Sur la question de la protection contre le virus, on pourra notamment lire « Première expérience du travail salarié, pendant la crise sanitaire » le récit de Lusi, préparatrice de commandes dans une plateforme de commerce alimentaire. Derrière le style de management décontracté de la start-up, on y retrouve les pratiques impitoyables du e-commerce, virus ou pas virus. Jean-Luc, monteur de clichés et secrétaire du CSE dans une entreprise de cartonnage, fabrique les emballages nécessaires pour livrer de la nourriture… ou des vaccins. Lui aussi évoque l’ambiance dans l’atelier, les difficultés pour organiser le travail et obtenir les protections nécessaires, dans son récit : « Ah ça y est ! Il a chopé le virus! » Nanon est magasinière et cariste dans une usine qui fabrique des moteurs électriques, destinés notamment aux respirateurs médicaux. Elle décrit dans « Bas les masques » ses difficultés avec les collègues qui refusent de porter leur masque. Il lui faut gérer ces relations difficiles. Difficiles aussi pour Sandra, employée dans la grande distribution, d’autant plus qu’elle est déléguée syndicale. Elle raconte dans « Comme si je laissais le virus derrière moi » comment on fait attention à préserver les liens dans le collectif, à ne pas se dire des choses que l’on pourrait regretter et, surtout, à ne pas rapporter chez soi un virus qui fait très peur. La peur qui conduit certains collègues de Guillaume, responsable du web d’un magazine, à rester chez eux, quand d’autres tiennent à occuper le terrain de l’information, bravant les risques ; en effet « les journalistes prennent des risques pour informer ». Hélène, auxiliaire de vie sociale, a continué à se rendre au domicile des personnes qui ont besoin d’elle : “J’aime les gens, j’aime m’occuper des humains … avec le Covid c’est top”. Elle l’a fait en bonne harmonie avec ses collègues pour s’organiser malgré les absences des unes et des autres. Mais le fossé s’est creusé entre les auxiliaires de vie et les « cols blancs » de l’association qui les emploie. Trois mois plus tard, elle ajoutait un post scriptum à son récit « Concernant une éventuelle prime … nous n’avons rien vu venir »

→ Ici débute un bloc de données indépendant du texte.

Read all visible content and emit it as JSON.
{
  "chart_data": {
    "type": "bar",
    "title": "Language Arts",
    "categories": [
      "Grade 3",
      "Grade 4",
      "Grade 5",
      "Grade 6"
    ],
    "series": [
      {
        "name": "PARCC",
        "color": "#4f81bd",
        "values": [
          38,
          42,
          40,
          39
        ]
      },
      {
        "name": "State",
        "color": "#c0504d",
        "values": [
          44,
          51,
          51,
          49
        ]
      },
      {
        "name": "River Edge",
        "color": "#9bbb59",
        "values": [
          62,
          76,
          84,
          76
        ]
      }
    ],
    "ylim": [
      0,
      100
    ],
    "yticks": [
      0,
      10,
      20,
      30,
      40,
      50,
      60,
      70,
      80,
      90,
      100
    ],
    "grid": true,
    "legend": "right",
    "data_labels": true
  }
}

Dans certains services, essentiels, les plans de crise des directions ont tardé à venir, ou sont tombés à côté des besoins des travailleurs pour rendre ce service, déjà malmené avant la crise sanitaire. Néanmoins, comme le dit Pierre, facteur en zone rurale, « Covid ou pas, tout le monde attend son facteur ». Certains collectifs, qui fonctionnaient déjà plutôt bien, ont pu s’organiser, en accord avec leur chef direct. Pourtant, « le matin ça fait bizarre de ne plus se serrer la main » nous dit Hamza, technicien de maintenance de la signalisation du tramway.

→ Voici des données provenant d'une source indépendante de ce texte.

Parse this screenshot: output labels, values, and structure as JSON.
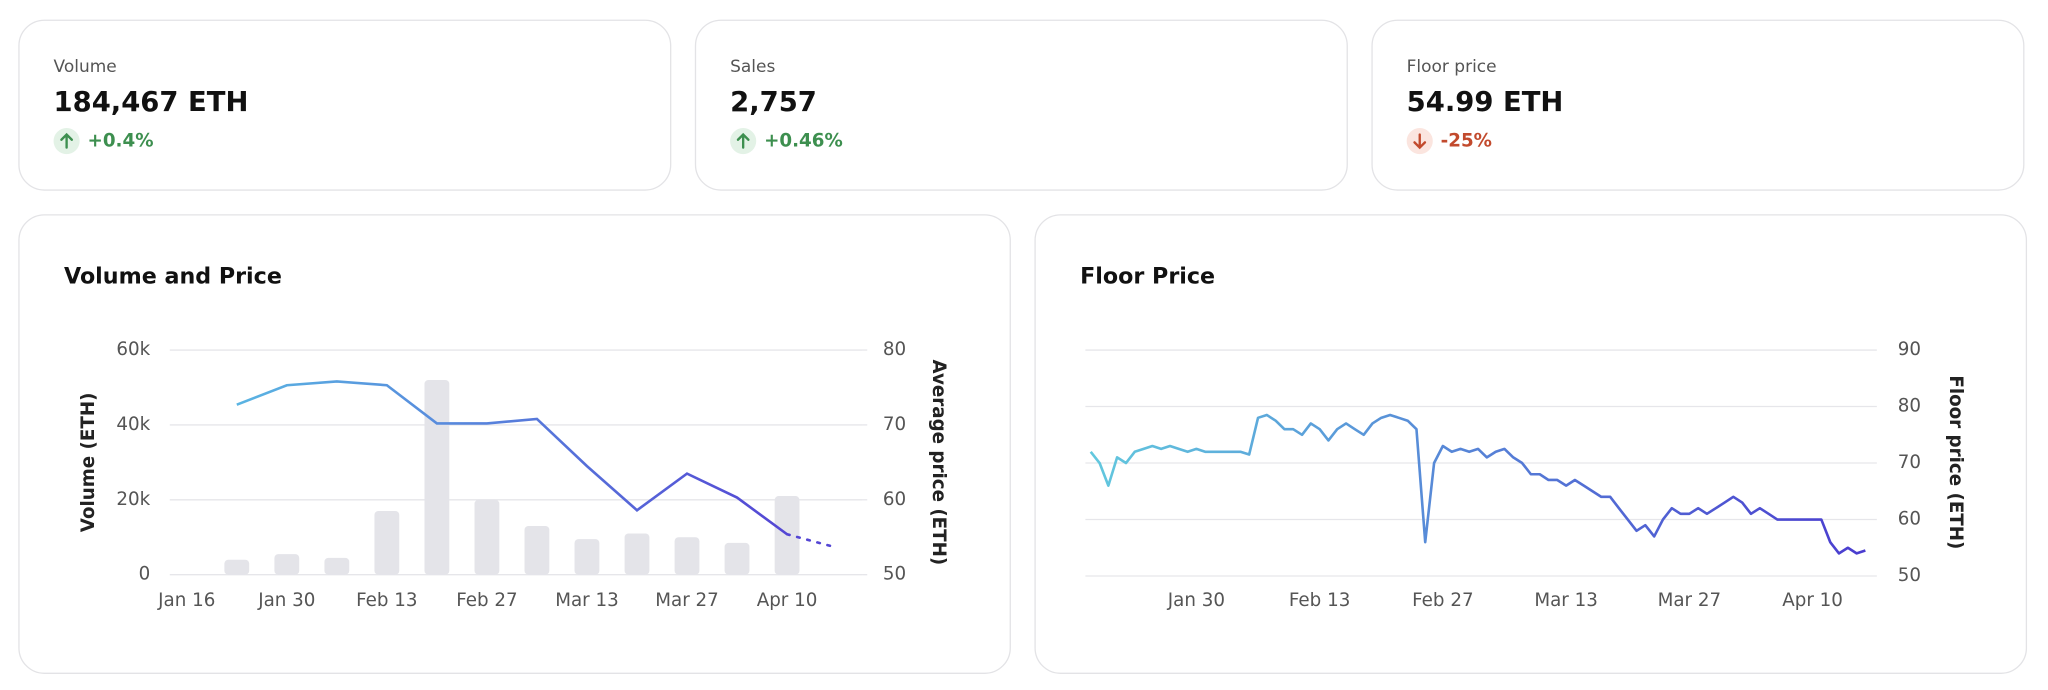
{
  "stats": [
    {
      "label": "Volume",
      "value": "184,467 ETH",
      "change": "+0.4%",
      "direction": "up"
    },
    {
      "label": "Sales",
      "value": "2,757",
      "change": "+0.46%",
      "direction": "up"
    },
    {
      "label": "Floor price",
      "value": "54.99 ETH",
      "change": "-25%",
      "direction": "down"
    }
  ],
  "chart_data": [
    {
      "type": "bar",
      "title": "Volume and Price",
      "categories": [
        "Jan 16",
        null,
        "Jan 30",
        null,
        "Feb 13",
        null,
        "Feb 27",
        null,
        "Mar 13",
        null,
        "Mar 27",
        null,
        "Apr 10",
        null
      ],
      "series": [
        {
          "type": "bar",
          "color": "#e4e4e9",
          "values": [
            null,
            4000,
            5500,
            4500,
            17000,
            52000,
            20000,
            13000,
            9500,
            11000,
            10000,
            8500,
            21000,
            null
          ]
        },
        {
          "type": "line",
          "axis": "y2",
          "colors": [
            "#5ab4e2",
            "#5446d4"
          ],
          "values": [
            null,
            72.7,
            75.3,
            75.8,
            75.3,
            70.2,
            70.2,
            70.8,
            64.5,
            58.6,
            63.5,
            60.3,
            55.4,
            53.6
          ]
        }
      ],
      "ylabel": "Volume (ETH)",
      "y2label": "Average price (ETH)",
      "ylim": [
        0,
        60000
      ],
      "yticks": [
        0,
        {
          "value": 20000,
          "label": "20k"
        },
        {
          "value": 40000,
          "label": "40k"
        },
        {
          "value": 60000,
          "label": "60k"
        }
      ],
      "y2lim": [
        50,
        80
      ],
      "y2ticks": [
        50,
        60,
        70,
        80
      ],
      "grid": true
    },
    {
      "type": "line",
      "title": "Floor Price",
      "categories": [
        null,
        null,
        null,
        null,
        null,
        null,
        null,
        null,
        null,
        null,
        null,
        null,
        "Jan 30",
        null,
        null,
        null,
        null,
        null,
        null,
        null,
        null,
        null,
        null,
        null,
        null,
        null,
        "Feb 13",
        null,
        null,
        null,
        null,
        null,
        null,
        null,
        null,
        null,
        null,
        null,
        null,
        null,
        "Feb 27",
        null,
        null,
        null,
        null,
        null,
        null,
        null,
        null,
        null,
        null,
        null,
        null,
        null,
        "Mar 13",
        null,
        null,
        null,
        null,
        null,
        null,
        null,
        null,
        null,
        null,
        null,
        null,
        null,
        "Mar 27",
        null,
        null,
        null,
        null,
        null,
        null,
        null,
        null,
        null,
        null,
        null,
        null,
        null,
        "Apr 10",
        null,
        null,
        null,
        null,
        null,
        null
      ],
      "series": [
        {
          "axis": "y2",
          "colors": [
            "#62c8de",
            "#4a3ccf"
          ],
          "values": [
            72,
            70,
            66,
            71,
            70,
            72,
            72.5,
            73,
            72.5,
            73,
            72.5,
            72,
            72.5,
            72,
            72,
            72,
            72,
            72,
            71.5,
            78,
            78.5,
            77.5,
            76,
            76,
            75,
            77,
            76,
            74,
            76,
            77,
            76,
            75,
            77,
            78,
            78.5,
            78,
            77.5,
            76,
            56,
            70,
            73,
            72,
            72.5,
            72,
            72.5,
            71,
            72,
            72.5,
            71,
            70,
            68,
            68,
            67,
            67,
            66,
            67,
            66,
            65,
            64,
            64,
            62,
            60,
            58,
            59,
            57,
            60,
            62,
            61,
            61,
            62,
            61,
            62,
            63,
            64,
            63,
            61,
            62,
            61,
            60,
            60,
            60,
            60,
            60,
            60,
            56,
            54,
            55,
            54,
            54.5
          ]
        }
      ],
      "y2label": "Floor price (ETH)",
      "y2lim": [
        50,
        90
      ],
      "y2ticks": [
        50,
        60,
        70,
        80,
        90
      ],
      "grid": true
    }
  ]
}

Dans les commerces dits essentiels, la donne n’était manifestement pas la même entre les grandes enseignes et les petites. On pourra évaluer la différence au travers des récits de Joëlle, sommelière chez un caviste : « Un client m’a demandé un grand vin pour sa « douce » » ou celui de Raoul, employé dans un magasin d’alimentation bio : « C’est peut-être le moment pour recréer du lien social, de s’ouvrir à la culture, de se réapproprier un espace, de redécouvrir ses proches… ». Pour Quentin, réparateur de vélos et donc travailleur essentiel, la question ne se posait même pas : « Je propose des vélos de fonction aux salariés ». Il convient de préciser que Quentin est salarié dans l’entreprise familiale. Là où les travailleurs trouvaient, avant la crise sanitaire, un sens profond à leur activité, ils sont venus. Comme ces salariés d’une entreprise d’insertion, dans le domaine du maraîchage, comme le raconte Joumana, la directrice dans son récit : « j’ai une folle envie que ça finisse ». Pour conclure, « La crise du covid n’était qu’un symptôme des mots de notre société », nous dit Margot, médecin anesthésiste-réanimatrice.

Je me souviens de ce confinement et de ces rendez-vous quotidiens avec nos voisins de fenêtre pour taper sur nos casseroles (déjà !) et dire bravo aux soignants. Dans notre cour qui résonne bien, j’avais lancé aussi des bravos aux caissières, aux éboueurs… Repris avec un immense sourire par les habitants des logements sociaux donnant sur cette cour. C’était pendant ces jours où l’on s’imaginait qu’un autre monde d’après allait arriver, comme par enchantement.